Guy Fournier:
Vers la légalisation du vol de signaux?
La chronique de jeudi dernier sur le déclin éventuel de Netflix m’a valu nombre de courriels sceptiques. Le même jour, elle fut aussi le prétexte d’interventions étonnantes à l’émission d’Isabelle Maréchal au 98,5. L’animatrice m’y avait invité en compagnie d’André Mondoux, professeur à l’École de média de l’UQAM, pour débattre des nouvelles habitudes d’écoute de la télé. Après notre discussion, l’animatrice a ouvert les lignes aux auditeurs. Au moins un intervenant sur deux a révélé sans gêne avoir recours à des moyens illicites pour regarder ses émissions de télévision. Soit qu’il se branche sur des sites internet qui piratent les films et les séries, soit qu’il utilise des gadgets qu’on se procure surtout aux É-U, soit qu’il squatte tout simplement le câble du voisin. Toutes les astuces semblent bonnes pour réduire les frais d’un abonnement au câble ou au satellite. Les plus futés, les cracks de l’informatique prennent un malin plaisir à dénicher des gadgets qui leur permettent de contourner le système.
INTERNET EST INDISPENSABLE
Les resquilleurs ne sont sûrement pas aussi nombreux que pourrait le laisser croire le nombre de ces intervenants désinvoltes du 98,5, sinon Vidéotron, Bell, Cogeco et compagnie seraient en faillite, ce qui n’est pas le cas. N’empêche que nos entreprises de télécommunications sont de plus en plus inquiètes de voir chaque mois un pourcentage de leurs abonnés annuler leur service ou le réduire de façon significative. Ceux qui diminuent le nombre de chaînes auxquelles ils s’abonnent ou qui abandonnent tout service de télé conservent leur connexion internet. Sans elle, pas de salut ! Le professeur Mondoux s’est montré moins indigné que moi devant les resquilleurs. Après l’émission, il m’a rappelé, fort justement d’ailleurs, que les câblodistributeurs furent les premiers à resquiller. Dès le début de la télévision canadienne, de petits malins (comme mon ami André Chagnon et le regretté Ted Rogers, de Toronto) ont compris qu’il y avait une piastre à faire en relayant par câble, de foyer en foyer, les signaux de télé transmis par ondes hertziennes aux maisons trop éloignées des antennes de transmission pour pouvoir les capter.
LA RÉCRÉATION EST TERMINÉE
Leur bonne affaire est même devenue une mine d’or, car les câblodistributeurs s’appropriaient les signaux sans rien débourser.
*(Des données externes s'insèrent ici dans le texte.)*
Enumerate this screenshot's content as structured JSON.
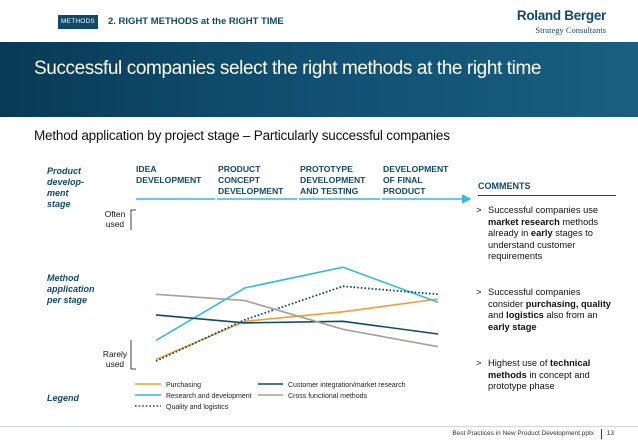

Les émissions des réseaux américains pour lesquelles ils ne payaient aucun droit constituaient même une forte attraction pour leur clientèle. D’accord, les câblos avaient construit à grands frais leur infrastructure, mais le contenu, leur matière première, était gratuit. Ce n’est qu’environ trois décennies plus tard qu’on a sifflé la fin de la récréation. Les câblodistributeurs furent dès lors obligés de payer des droits pour les signaux étrangers qu’ils relayaient. Aujourd’hui, bon an mal an, ils déboursent plus de 50 millions $ annuellement en redevances. L’industrie de la câblodistribution a des revenus qui dépassent huit milliards de dollars par an, mais c’est grâce au « vol » qu’elle a vu le jour et prospéré. Le professeur Mondoux pense qu’on finira par légaliser, un jour ou l’autre, tous ces gadgets illicites qu’on achète pour diminuer le coût de son abonnement au câble et au satellite. J’ai bien peur que de plus en plus de téléspectateurs y aient recours si les chaînes payantes continuent de se multiplier et qu’on doive s’abonner à de plus en plus de services pour voir la télévision de son choix.